Lebanese trucks are spending between four and five days at the Syrian checkpoint while Syrian trucks crossing to Lebanon are cleared in less an hour, according to merchants.

Lebanon and Syrian signed a free-trade agreement more than five years ago but Lebanese traders and farmers complained that the Syrians never respected the agreement.

Lebanese farmers were also furious at Syrian smuggling into Lebanon, flooding the local market with cheap agricultural products.

In 1997 the volume of bilateral trade between both countries stood at $76.8 million, for which Syrian exports to Lebanon accounted for 92.7 percent.
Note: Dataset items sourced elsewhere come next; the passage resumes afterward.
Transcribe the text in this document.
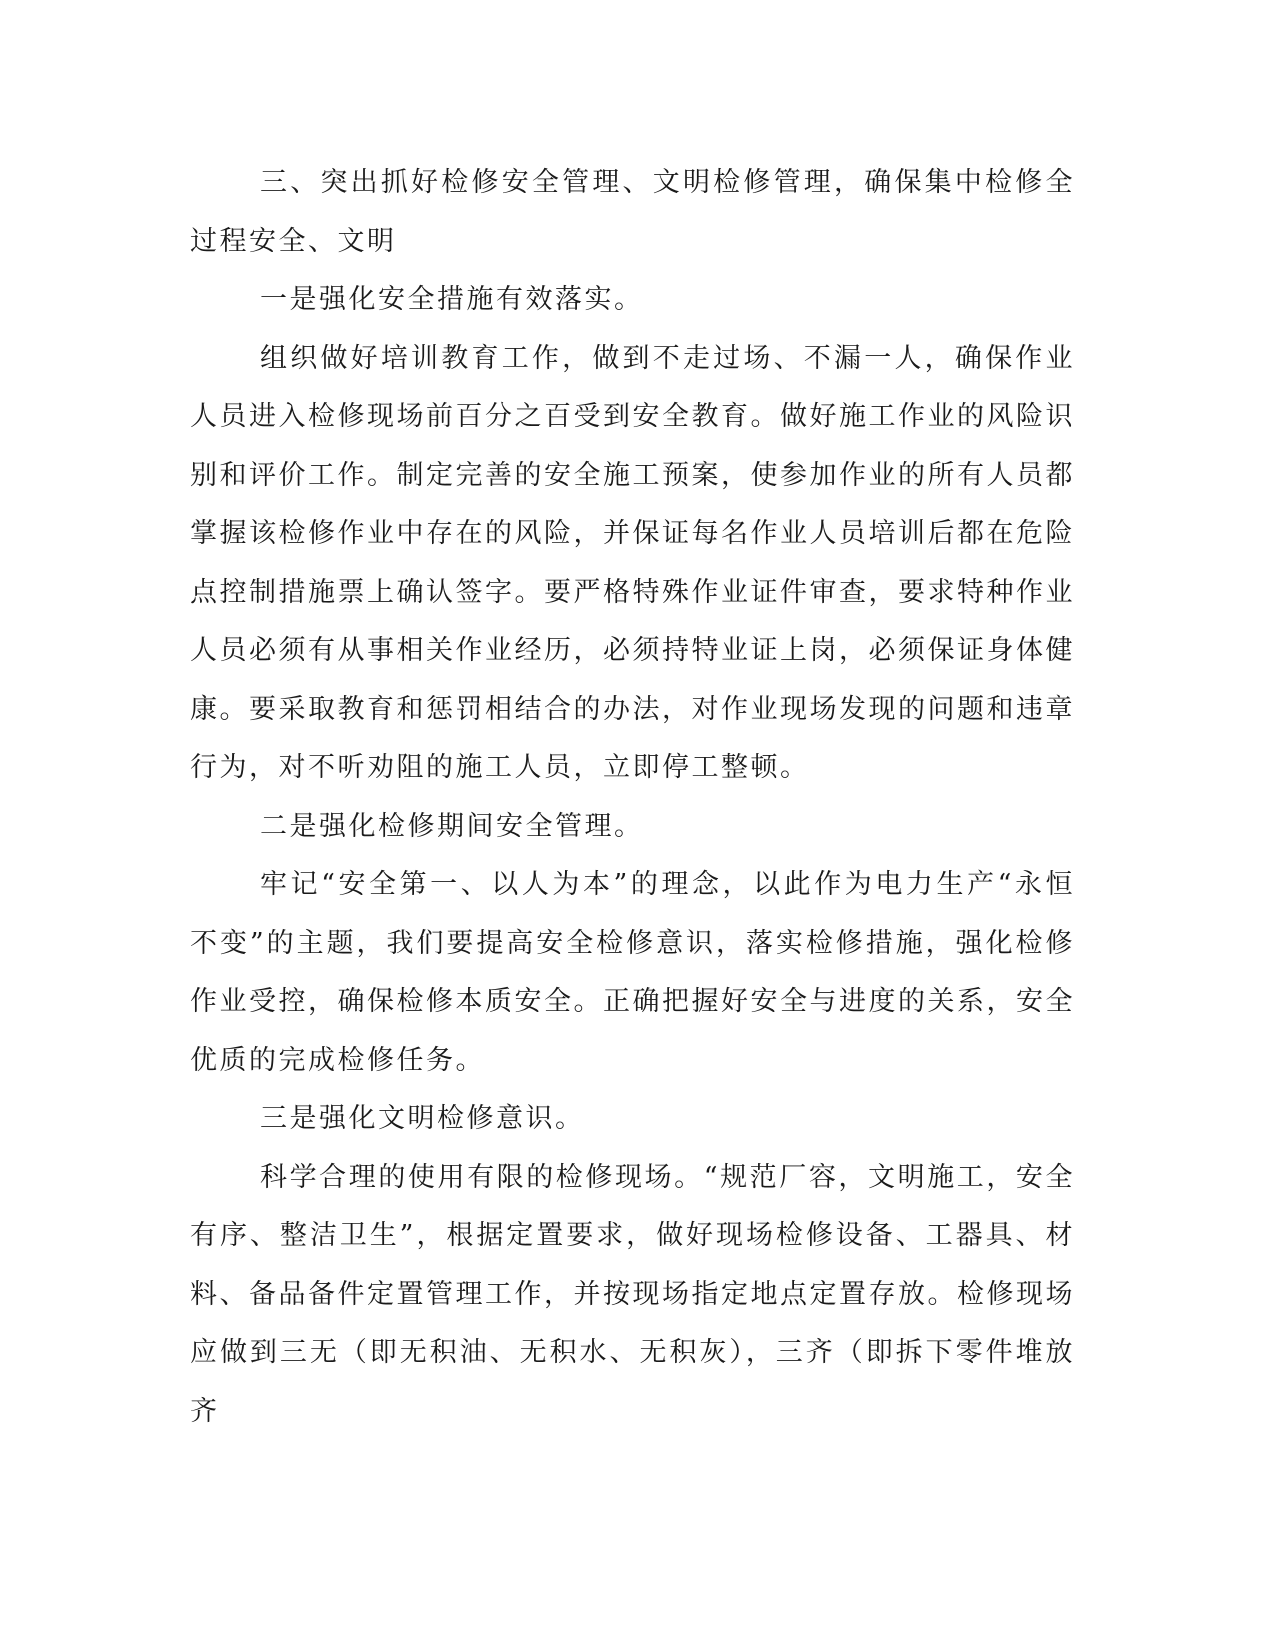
三、突出抓好检修安全管理、文明检修管理，确保集中检修全过程安全、文明

一是强化安全措施有效落实。

组织做好培训教育工作，做到不走过场、不漏一人，确保作业人员进入检修现场前百分之百受到安全教育。做好施工作业的风险识别和评价工作。制定完善的安全施工预案，使参加作业的所有人员都掌握该检修作业中存在的风险，并保证每名作业人员培训后都在危险点控制措施票上确认签字。要严格特殊作业证件审查，要求特种作业人员必须有从事相关作业经历，必须持特业证上岗，必须保证身体健康。要采取教育和惩罚相结合的办法，对作业现场发现的问题和违章行为，对不听劝阻的施工人员，立即停工整顿。

二是强化检修期间安全管理。

牢记“安全第一、以人为本”的理念，以此作为电力生产“永恒不变”的主题，我们要提高安全检修意识，落实检修措施，强化检修作业受控，确保检修本质安全。正确把握好安全与进度的关系，安全优质的完成检修任务。

三是强化文明检修意识。

科学合理的使用有限的检修现场。“规范厂容，文明施工，安全有序、整洁卫生”，根据定置要求，做好现场检修设备、工器具、材料、备品备件定置管理工作，并按现场指定地点定置存放。检修现场应做到三无（即无积油、无积水、无积灰），三齐（即拆下零件堆放齐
As more agreements were signed, Lebanon gradually began tipping the trade balance in its favor. In 2000, for example, bilateral trade volume stood at $190.1 million, with Syrian exports making up 87.8 percent. By 2003, trade volume stood at $277.2 million, but Syria's share of the pie had slipped to 74 percent. In the first half of 2004, total trade volume stood at $136.95 million, of which Syrian trade accounted for only 63 percent.

Is this fair? Is this how Syria plans to deal with Lebanon, i.e. by hurting us, instead of co-operating with us?

I am curious about the opinion of others, especially if there are specific legitimate reasons for halting Lebanese trucks passing through Syria.


Blogger JoseyWales said...

Do anything, but do something.

Retaliate, stop playing dead, and stop repeating 10,000 times a day:

"good relations with siamese twin sisterly Syria under ANY friggin conditions".